Sweden, like most European nations, has been around a long time. I breakfasted this morning in a handsomely vaulted room built in 1307, by the Skandic knight Jens Uffesen Neb. It is now called the Beatles Lounge, because, at my very table, George Harrison and Paul McCartney had once lunched, in 1967. You can’t get much more historic than that, can you? In the photo, George is having a quiet smoke, while Paul looks unusually animated, having perhaps spotted Britt Ekland across the room.

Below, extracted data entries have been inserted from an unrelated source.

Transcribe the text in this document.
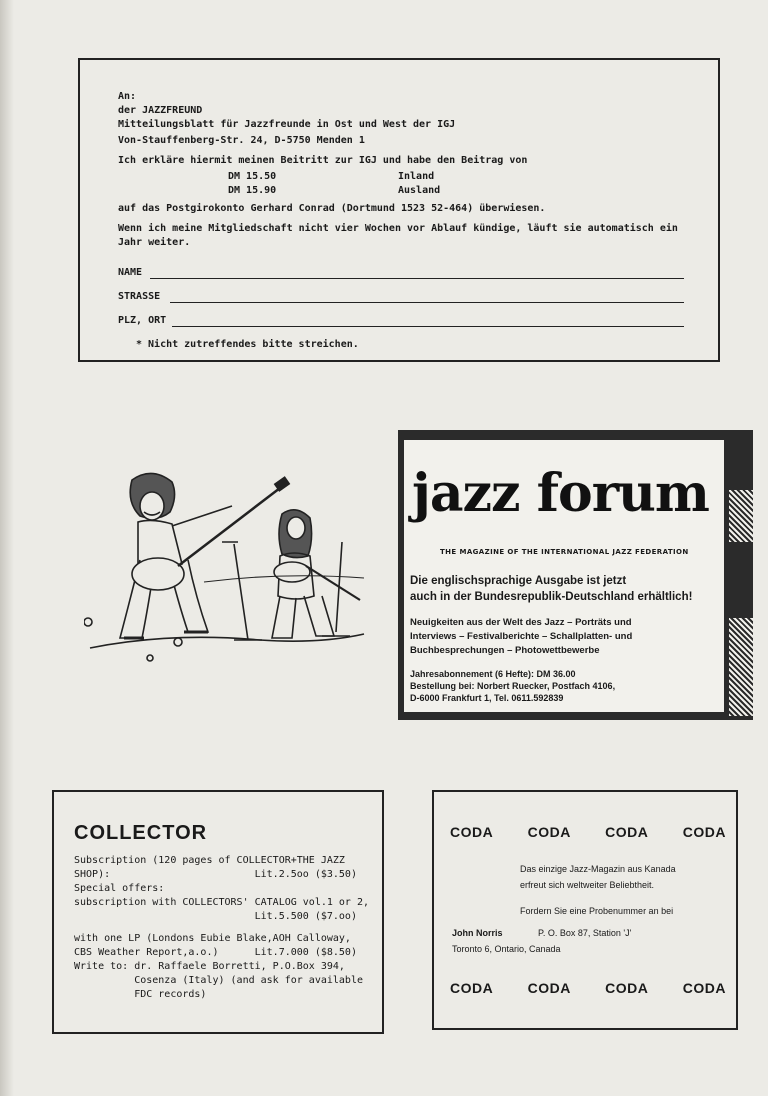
An:
der JAZZFREUND
Mitteilungsblatt für Jazzfreunde in Ost und West der IGJ
Von-Stauffenberg-Str. 24, D-5750 Menden 1
Ich erkläre hiermit meinen Beitritt zur IGJ und habe den Beitrag von
DM 15.50	Inland
DM 15.90	Ausland
auf das Postgirokonto Gerhard Conrad (Dortmund 1523 52-464) überwiesen.
Wenn ich meine Mitgliedschaft nicht vier Wochen vor Ablauf kündige, läuft sie automatisch ein
Jahr weiter.
NAME
STRASSE
PLZ, ORT
* Nicht zutreffendes bitte streichen.
jazz forum
THE MAGAZINE OF THE INTERNATIONAL JAZZ FEDERATION
Die englischsprachige Ausgabe ist jetzt
auch in der Bundesrepublik-Deutschland erhältlich!
Neuigkeiten aus der Welt des Jazz – Porträts und
Interviews – Festivalberichte – Schallplatten- und
Buchbesprechungen – Photowettbewerbe
Jahresabonnement (6 Hefte): DM 36.00
Bestellung bei: Norbert Ruecker, Postfach 4106,
D-6000 Frankfurt 1, Tel. 0611.592839
COLLECTOR
Subscription (120 pages of COLLECTOR+THE JAZZ
SHOP):                        Lit.2.5oo ($3.50)
Special offers:
subscription with COLLECTORS' CATALOG vol.1 or 2,
Lit.5.500 ($7.oo)
with one LP (Londons Eubie Blake,AOH Calloway,
CBS Weather Report,a.o.)      Lit.7.000 ($8.50)
Write to: dr. Raffaele Borretti, P.O.Box 394,
Cosenza (Italy) (and ask for available
FDC records)
CODA CODA CODA CODA
Das einzige Jazz-Magazin aus Kanada
erfreut sich weltweiter Beliebtheit.
Fordern Sie eine Probenummer an bei
John Norris	P. O. Box 87, Station 'J'
Toronto 6, Ontario, Canada
CODA CODA CODA CODA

As Miss Ekland testifies, the Swedes are an attractive people. One of their least attractive qualities, alas, is a certain moral narcissism. They promote themselves as “the humanitarian superpower”, and appear to have fallen badly for their own publicity. The other day The Independent carried the inspiring tale of a Danish yachtswoman who had courageously rescued a “refugee” from the hell of Copenhagen and singlehandedly sailed him across the water to Sweden – and freedom:
Annika Holm Nielsen, a 24-year-old Danish youth politician, sailed her yacht across the five-mile strait from Copenhagen to the Swedish city of Malmo, with a refugee on board, in a trip some have compared to the rescue of Copenhagen’s Jews during the Nazi occupation.
She met the man, whom she called Abdul, shortly after he arrived at Copenhagen’s Central Station from Germany, and took him to the marina where a friend moored their boat. “I was standing next to a person who was completely exhausted and in such great need,” she told The Independent. “We took this decision because we thought it was the safest thing to do, it wasn’t something symbolic.” She added: “He told us he had been on far worse boat trips.”